L'esportazione del vino calabrese richiede un processo operativo ben definito. Questo include la qualifica del buyer estero, la negoziazione dell'offerta commerciale tramite proforma invoice, la preparazione della documentazione necessaria per la conformità del mercato di destinazione (etichette, certificati) e la gestione della logistica e della spedizione, definendo gli Incoterms. È fondamentale anche una corretta gestione dei pagamenti e delle relazioni post-vendita.

Come si qualifica un buyer estero per l'export di vino?

La qualifica di un buyer estero implica la verifica della sua solidità commerciale, delle licenze di importazione per alcolici, delle referenze bancarie e dello storico di importazione di vini italiani. Un'analisi preliminare del rischio di credito è sempre consigliata prima di avviare trattative.

Quali sono gli elementi chiave di un'offerta commerciale per l'export?

L'offerta commerciale per l'export deve includere una proforma invoice dettagliata con prodotti, quantità, prezzi e Incoterms definiti. La comunicazione deve avvenire in inglese, con materiale tecnico professionale.

Quale documentazione è necessaria per l'esportazione di vino?

Per l'esportazione di vino sono necessarie etichette conformi alle normative locali, certificati di analisi, certificati d'origine e altri documenti richiesti per lo sdoganamento nel mercato di destinazione.

Quali sono le opzioni logistiche e di pagamento consigliate per i primi ordini?

Per i primi ordini con nuovi partner, si consiglia di preferire clausole come FOB (Free On Board) con pagamento anticipato o Lettera di Credito (L/C), piuttosto che Open Account. La comunicazione post-spedizione con l'invio dei documenti di trasporto è cruciale.

Quali cantine fanno parte del pool Wines Export in Calabria?

Wines Export collabora con diverse cantine calabresi che offrono una gamma diversificata di vini, dai rossi corposi ai bianchi freschi e aromatici. Queste aziende rappresentano l'eccellenza del territorio e sono pronte a soddisfare le richieste di buyer e importatori alla ricerca di autenticità e valore nel panorama enologico italiano.

Domande frequenti

Quali sono i principali vitigni autoctoni calabresi per l'export?

I principali vitigni autoctoni calabresi che destano interesse per l'export includono il Gaglioppo, il Greco di Gerace, il Nerello Mascalese e il Calabrese.

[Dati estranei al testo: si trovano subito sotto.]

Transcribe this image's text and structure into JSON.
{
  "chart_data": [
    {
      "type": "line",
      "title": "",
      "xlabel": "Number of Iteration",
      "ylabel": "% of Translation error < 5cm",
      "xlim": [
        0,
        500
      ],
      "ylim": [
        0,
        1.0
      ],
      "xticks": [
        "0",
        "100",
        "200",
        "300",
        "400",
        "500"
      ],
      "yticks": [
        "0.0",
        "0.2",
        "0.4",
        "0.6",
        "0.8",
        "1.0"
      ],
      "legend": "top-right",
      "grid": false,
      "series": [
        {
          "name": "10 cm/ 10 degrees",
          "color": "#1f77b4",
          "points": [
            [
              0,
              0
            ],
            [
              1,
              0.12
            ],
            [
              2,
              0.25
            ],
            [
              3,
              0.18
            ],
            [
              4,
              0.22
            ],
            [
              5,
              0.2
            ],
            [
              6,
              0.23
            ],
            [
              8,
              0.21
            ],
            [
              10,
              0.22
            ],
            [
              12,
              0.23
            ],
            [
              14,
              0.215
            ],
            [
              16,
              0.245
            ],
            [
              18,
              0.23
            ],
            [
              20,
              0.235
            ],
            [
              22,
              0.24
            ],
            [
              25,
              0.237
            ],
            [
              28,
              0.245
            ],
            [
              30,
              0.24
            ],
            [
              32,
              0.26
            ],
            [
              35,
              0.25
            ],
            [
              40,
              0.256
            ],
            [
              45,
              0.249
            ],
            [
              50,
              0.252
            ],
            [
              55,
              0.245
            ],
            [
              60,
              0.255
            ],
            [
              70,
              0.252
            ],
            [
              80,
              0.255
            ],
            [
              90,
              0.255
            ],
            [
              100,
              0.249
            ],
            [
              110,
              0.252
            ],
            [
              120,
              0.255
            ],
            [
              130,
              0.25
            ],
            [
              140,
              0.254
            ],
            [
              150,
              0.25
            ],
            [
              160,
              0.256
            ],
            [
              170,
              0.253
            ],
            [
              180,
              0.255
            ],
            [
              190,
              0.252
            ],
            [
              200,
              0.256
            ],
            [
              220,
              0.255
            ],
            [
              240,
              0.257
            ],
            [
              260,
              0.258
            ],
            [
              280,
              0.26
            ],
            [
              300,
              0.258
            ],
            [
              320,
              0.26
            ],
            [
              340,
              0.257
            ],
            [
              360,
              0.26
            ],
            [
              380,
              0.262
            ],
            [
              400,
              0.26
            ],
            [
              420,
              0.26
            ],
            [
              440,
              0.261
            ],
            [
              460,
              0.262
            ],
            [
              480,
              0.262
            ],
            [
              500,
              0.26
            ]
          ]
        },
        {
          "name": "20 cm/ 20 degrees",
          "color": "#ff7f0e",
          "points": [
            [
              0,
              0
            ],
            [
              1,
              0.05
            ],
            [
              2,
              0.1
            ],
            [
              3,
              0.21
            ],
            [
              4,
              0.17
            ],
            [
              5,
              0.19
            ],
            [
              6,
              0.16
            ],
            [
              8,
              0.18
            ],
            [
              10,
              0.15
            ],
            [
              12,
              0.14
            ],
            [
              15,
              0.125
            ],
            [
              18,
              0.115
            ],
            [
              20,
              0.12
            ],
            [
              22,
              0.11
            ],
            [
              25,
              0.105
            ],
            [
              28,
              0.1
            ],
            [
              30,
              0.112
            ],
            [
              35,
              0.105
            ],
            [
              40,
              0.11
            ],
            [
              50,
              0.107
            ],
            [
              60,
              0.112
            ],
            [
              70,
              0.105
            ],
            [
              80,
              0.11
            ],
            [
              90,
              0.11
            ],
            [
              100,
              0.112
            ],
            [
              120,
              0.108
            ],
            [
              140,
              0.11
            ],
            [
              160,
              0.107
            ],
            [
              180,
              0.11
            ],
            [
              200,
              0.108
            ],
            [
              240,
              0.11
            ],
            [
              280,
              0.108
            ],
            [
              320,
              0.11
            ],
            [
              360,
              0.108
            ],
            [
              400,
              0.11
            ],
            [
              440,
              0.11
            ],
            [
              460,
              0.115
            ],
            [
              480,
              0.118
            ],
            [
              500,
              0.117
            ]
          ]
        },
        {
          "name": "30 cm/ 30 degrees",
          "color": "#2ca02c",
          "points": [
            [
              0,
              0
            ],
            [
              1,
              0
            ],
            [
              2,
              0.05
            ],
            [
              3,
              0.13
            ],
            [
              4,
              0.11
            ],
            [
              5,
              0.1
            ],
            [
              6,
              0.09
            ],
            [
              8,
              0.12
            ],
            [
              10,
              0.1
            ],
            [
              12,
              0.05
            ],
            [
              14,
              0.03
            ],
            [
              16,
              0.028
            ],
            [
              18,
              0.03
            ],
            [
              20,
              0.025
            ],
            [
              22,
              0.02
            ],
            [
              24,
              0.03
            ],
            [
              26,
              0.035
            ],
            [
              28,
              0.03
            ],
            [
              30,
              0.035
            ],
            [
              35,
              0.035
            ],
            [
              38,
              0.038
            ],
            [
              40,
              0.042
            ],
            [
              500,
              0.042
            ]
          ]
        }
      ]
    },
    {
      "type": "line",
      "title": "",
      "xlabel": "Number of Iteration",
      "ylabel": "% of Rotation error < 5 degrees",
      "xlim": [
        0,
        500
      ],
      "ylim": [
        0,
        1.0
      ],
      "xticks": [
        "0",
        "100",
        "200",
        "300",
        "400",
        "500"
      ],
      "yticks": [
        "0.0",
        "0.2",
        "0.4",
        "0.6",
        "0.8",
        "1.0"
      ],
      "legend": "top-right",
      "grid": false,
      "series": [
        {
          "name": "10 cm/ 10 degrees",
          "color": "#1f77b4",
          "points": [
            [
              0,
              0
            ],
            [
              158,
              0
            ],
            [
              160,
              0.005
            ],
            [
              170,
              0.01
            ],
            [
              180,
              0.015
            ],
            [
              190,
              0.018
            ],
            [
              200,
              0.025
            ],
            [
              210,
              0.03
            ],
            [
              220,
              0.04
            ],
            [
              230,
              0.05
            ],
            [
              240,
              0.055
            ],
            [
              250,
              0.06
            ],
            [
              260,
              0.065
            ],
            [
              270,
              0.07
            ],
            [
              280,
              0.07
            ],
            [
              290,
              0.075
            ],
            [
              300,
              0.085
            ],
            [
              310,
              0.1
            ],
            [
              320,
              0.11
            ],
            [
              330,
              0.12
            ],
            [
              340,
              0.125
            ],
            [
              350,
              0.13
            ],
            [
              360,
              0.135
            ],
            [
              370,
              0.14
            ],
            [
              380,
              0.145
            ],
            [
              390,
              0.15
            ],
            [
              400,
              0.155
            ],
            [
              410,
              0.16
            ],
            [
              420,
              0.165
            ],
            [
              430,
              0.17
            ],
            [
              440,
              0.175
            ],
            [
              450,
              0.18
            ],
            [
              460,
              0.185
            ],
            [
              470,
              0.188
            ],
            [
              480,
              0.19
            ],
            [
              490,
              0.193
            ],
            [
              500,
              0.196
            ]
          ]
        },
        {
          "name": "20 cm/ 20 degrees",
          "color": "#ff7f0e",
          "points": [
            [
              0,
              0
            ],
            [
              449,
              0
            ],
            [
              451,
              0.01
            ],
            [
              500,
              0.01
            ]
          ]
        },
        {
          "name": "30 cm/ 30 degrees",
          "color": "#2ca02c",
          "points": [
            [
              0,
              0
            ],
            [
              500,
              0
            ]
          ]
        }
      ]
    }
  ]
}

Quali sono le denominazioni calabresi più conosciute a livello internazionale?

Tra le denominazioni calabresi più conosciute a livello internazionale spiccano il Cirò DOC e il Greco di Bianco DOC.

Quali sono i vantaggi per un importatore estero di scegliere vini calabresi?

I vantaggi per un importatore estero includono l'accesso a vini unici con vitigni autoctoni, un'autenticità legata a una storia millenaria e un potenziale di posizionamento in nicchie di mercato in crescita.

Il vino calabrese possiede un futuro promettente sui mercati internazionali, grazie alla sua combinazione di terroir unico, vitigni preziosi e un impegno verso la qualità. Le cantine calabresi, supportate da servizi come Wines Export, sono pronte ad affrontare le sfide dell'export, offrendo vini autentici che raccontano la passione e la tradizione della regione.